Tier 3 of the COVID-19 vaccine rollout plan is finally here in Missouri. All residents over the age of 16 will be eligible to get their first round of shots as soon as next week.
The influx of Northwest students expected to sign up for the vaccination clinics at Carl & Cheryl Hughes Fieldhouse could create a logistical nightmare. In order to prevent issues, if students aren’t planning on getting their second round of the vaccine in Maryville, they shouldn’t get their first one here either.
As ridiculous as it is that we have to say it, we on the editorial staff are pro-vaccine. The Pfizer, Moderna and Johnson & Johnson vaccines — the three COVID-19 vaccines that have been cleared for use in the U.S. at the time of publication — all underwent thorough scientific tests. No person, save for those with rare allergies and certain underlying medical conditions, should feel uneasy about the safety of the vaccine.
It may seem counterintuitive to discourage some from getting the vaccine as soon as possible, but it will greatly help the whole system in the long term. Nate Blackford, president of Mosaic - Maryville, told The Missourian that it would be best if all community members got their first dose where they planned to get their second.
It all has to do with the way vaccines are being given out. When a person gets a vaccine, the provider and area keep a record of when they get the first dose, so in the case of the Moderna and Pfizer vaccines, they make sure they can get their booster at the correct time.
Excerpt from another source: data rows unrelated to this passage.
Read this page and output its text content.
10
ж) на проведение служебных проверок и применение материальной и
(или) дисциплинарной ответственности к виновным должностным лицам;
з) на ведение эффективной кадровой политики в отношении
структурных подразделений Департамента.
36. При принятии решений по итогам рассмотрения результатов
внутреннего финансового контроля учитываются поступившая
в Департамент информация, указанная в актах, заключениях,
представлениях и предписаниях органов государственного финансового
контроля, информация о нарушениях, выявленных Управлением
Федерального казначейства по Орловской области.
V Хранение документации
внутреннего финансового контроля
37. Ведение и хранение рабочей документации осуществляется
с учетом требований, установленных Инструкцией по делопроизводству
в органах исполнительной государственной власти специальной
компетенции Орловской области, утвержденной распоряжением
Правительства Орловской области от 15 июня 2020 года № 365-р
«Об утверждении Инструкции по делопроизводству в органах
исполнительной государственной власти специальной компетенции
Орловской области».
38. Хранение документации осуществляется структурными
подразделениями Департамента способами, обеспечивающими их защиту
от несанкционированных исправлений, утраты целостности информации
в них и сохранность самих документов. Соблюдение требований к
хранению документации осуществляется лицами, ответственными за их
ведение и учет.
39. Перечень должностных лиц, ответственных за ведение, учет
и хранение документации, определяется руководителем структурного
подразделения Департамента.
If a student were to sign up to receive their first round in Maryville at a Mosaic, then Mosaic would automatically make sure that they set out a booster for that student. If the student then leaves Maryville in the time being and returns home, then that already earmarked booster could go to waste. The same issue could happen on the other end, as the area the student is traveling into would be unprepared to give out a booster to the person they never gave the initial dose.
It would not be an end of the world situation if this were to happen. Yes, it is possible for students to get the first round of the vaccine in Maryville and the second round somewhere else, but it will place more strain on the system.
Right now the U.S. is doing quite well in vaccine rollout. This is rather uncharacteristic given its response to almost everything else in the pandemic. The U.S. is currently administering COVID-19 vaccines five times faster than the world average. President Joe Biden recently announced that all adults will be eligible for the vaccine in the U.S. April 19. We could see the U.S. only continue to outpace other countries, or we could see the system bogged down by confusion.
This opening the vaccine for all comes at the best possible time for those looking to be vaccinated in time for summer but perhaps at the worst logistical time for students. The end of Northwest’s semester is mere weeks away, and many who will be getting their first round of the vaccine will be long gone from Maryville by the time they are ready for their second round, which is given three or four weeks after the initial dose for Pfizer and Moderna, respectively.
As we saw with our attempt to flatten the curve, sometimes eagerness can be the enemy in dealing with COVID-19. We want you to get the vaccine, but if you aren’t going to get the second round here, don’t get the first one here.